Jane has served her province exceptionally well for 38 years with the
Government of Saskatchewan, and she’s made incredibly valuable contributions.
And those have included, she’s helped strengthen the preparation of the public
accounts, ensuring the high-quality public statements and timeliness of
reporting. During periods of change, Jane provided guidance and supported the
transition to GEM [government enterprise management], the adoption of accrual
accounting, and the rewrite of The Financial Administration Act. She’s
also provided exceptional leadership in financial reporting, accounting policy,
and public-sector accounting.
Now I understand that Jane
loves to travel.
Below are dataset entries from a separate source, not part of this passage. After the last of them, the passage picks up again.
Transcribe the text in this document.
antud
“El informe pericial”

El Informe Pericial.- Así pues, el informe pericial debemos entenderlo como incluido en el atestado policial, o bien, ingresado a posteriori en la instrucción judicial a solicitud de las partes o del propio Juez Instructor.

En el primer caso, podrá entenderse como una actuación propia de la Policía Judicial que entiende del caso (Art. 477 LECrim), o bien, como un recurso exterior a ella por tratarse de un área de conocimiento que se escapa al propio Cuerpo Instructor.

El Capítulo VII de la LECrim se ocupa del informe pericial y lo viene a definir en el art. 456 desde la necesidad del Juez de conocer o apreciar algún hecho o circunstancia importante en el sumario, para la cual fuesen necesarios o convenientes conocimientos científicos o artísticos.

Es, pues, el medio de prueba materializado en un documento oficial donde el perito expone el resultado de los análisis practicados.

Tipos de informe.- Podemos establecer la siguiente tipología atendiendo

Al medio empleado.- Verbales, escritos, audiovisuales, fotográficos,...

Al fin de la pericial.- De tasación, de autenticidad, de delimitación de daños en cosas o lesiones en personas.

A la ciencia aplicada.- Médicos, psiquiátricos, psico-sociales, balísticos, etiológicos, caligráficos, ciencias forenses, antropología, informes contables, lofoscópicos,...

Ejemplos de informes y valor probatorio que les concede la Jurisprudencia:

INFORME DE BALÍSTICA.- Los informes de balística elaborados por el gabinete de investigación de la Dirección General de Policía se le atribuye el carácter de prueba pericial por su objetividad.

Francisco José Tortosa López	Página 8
I believe she’s travelled to over 50 countries around the
world, which is just awesome, and plans to travel extensively into retirement.
So to Jane Borland, on behalf of the Public Accounts Committee and I know a
grateful province, we simply want to express our thanks to you for your remarkable
career and your service to your province. And we want to wish you nothing but
the best and many adventures in your retirement.
Jane Borland:
— Thank you.
Chair
Wotherspoon: — Okay, folks. Oh yeah, we
can . . . I think we should give her a standing ovation. Thank you
very much, Jane.
[Applause]
Jane Borland:
— Thank you.
Chair
Wotherspoon: — Am I missing anything
else? All right, well I’d welcome a motion of adjournment at this time. It’s
always the most popular motion. Yeah, moved by Deputy Chair Thorsteinson. All agreed?
Some Hon. Members: — Agreed.
Chair Wotherspoon: — That’s carried. This committee
stands adjourned until the call of the Chair.